MPInspector: A Systematic and Automatic Approach for Evaluating the Security of IoT Messaging Protocols

Facilitated by messaging protocols (MP), many home devices are connected to the Internet, bringing convenience and accessibility to customers. However, most deployed MPs on IoT platforms are fragmented, which are not implemented carefully to support secure communication. To the best of our knowledge, there is no systematic solution to perform automatic security checks on MP implementations yet.

To bridge the gap, we present MPInspector, the first automatic and systematic solution for vetting the security of MP implementations.

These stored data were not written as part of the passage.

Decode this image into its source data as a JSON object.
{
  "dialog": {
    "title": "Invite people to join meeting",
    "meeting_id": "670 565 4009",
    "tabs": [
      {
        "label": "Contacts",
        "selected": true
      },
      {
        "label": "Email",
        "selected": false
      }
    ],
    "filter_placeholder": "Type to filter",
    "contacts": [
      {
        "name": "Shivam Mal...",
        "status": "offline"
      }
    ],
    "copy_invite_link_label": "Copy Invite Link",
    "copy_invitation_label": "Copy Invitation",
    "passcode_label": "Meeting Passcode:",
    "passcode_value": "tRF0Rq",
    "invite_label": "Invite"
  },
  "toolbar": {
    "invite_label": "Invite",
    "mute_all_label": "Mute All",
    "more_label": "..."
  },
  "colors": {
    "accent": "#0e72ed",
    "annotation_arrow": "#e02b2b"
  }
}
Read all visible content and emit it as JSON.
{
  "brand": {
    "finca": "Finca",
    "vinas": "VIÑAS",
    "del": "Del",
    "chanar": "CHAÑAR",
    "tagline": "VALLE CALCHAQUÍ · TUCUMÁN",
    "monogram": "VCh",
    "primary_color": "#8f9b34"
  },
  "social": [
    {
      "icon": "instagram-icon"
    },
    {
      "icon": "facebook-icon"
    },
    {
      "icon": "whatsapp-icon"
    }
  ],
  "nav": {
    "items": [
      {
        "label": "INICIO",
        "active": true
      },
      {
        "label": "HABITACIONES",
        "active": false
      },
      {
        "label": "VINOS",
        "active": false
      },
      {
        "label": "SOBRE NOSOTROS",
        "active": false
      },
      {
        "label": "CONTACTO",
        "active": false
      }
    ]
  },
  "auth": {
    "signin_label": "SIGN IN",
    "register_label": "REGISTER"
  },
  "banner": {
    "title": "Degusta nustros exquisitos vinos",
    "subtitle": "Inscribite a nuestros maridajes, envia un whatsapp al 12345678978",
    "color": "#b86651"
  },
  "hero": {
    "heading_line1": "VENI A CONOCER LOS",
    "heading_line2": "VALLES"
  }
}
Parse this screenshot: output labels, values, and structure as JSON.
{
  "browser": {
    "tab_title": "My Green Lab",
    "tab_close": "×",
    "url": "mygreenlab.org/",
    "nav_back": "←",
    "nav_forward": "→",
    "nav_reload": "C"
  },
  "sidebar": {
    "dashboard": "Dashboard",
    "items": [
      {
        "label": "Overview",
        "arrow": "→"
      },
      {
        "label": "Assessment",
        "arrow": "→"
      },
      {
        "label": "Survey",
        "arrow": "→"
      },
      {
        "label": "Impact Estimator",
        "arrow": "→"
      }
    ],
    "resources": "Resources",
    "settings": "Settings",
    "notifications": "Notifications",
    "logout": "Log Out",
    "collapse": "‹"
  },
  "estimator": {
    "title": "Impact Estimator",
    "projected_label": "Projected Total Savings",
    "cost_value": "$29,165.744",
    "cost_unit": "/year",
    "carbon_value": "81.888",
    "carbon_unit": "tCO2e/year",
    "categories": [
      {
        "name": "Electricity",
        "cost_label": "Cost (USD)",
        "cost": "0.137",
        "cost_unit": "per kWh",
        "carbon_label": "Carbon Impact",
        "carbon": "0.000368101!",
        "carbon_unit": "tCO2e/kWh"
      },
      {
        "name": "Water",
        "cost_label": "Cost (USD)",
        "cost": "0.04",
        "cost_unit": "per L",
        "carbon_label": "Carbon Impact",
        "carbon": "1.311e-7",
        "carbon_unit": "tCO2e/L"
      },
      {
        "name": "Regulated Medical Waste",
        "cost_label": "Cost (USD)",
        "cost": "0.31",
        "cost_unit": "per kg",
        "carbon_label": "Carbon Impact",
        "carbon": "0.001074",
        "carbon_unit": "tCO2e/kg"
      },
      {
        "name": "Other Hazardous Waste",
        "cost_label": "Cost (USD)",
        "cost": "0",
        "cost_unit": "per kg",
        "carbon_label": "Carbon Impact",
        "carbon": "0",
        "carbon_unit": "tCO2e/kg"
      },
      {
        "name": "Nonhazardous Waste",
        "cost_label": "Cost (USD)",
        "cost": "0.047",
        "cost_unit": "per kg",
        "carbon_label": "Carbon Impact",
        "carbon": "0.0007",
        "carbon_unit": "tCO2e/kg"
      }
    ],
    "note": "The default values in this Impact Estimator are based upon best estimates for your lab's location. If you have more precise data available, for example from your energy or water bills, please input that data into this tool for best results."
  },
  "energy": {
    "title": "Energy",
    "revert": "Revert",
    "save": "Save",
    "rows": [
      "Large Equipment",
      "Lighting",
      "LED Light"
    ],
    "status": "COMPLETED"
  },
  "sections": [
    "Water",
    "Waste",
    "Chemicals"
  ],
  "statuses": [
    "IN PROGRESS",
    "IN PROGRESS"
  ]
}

MPInspector combines model learning with formal analysis and operates in three stages: (a) using parameter semantics extraction and interaction logic extraction to automatically infer the state machine of an MP implementation, (b) generating security properties based on meta properties and the state machine, and (c) applying automatic property based formal verification to identify property violations. We evaluate MPInspector on three popular MPs, including MQTT, CoAP and AMQP, implemented on nine leading IoT platforms. It identifies 252 property violations, leveraging which we further identify eleven types of attacks under two realistic attack scenarios. In addition, we demonstrate that MPInspector is lightweight (the average overhead of end-to-end analysis is ~4.5 hours) and effective with a precision of 100% in identifying property violations.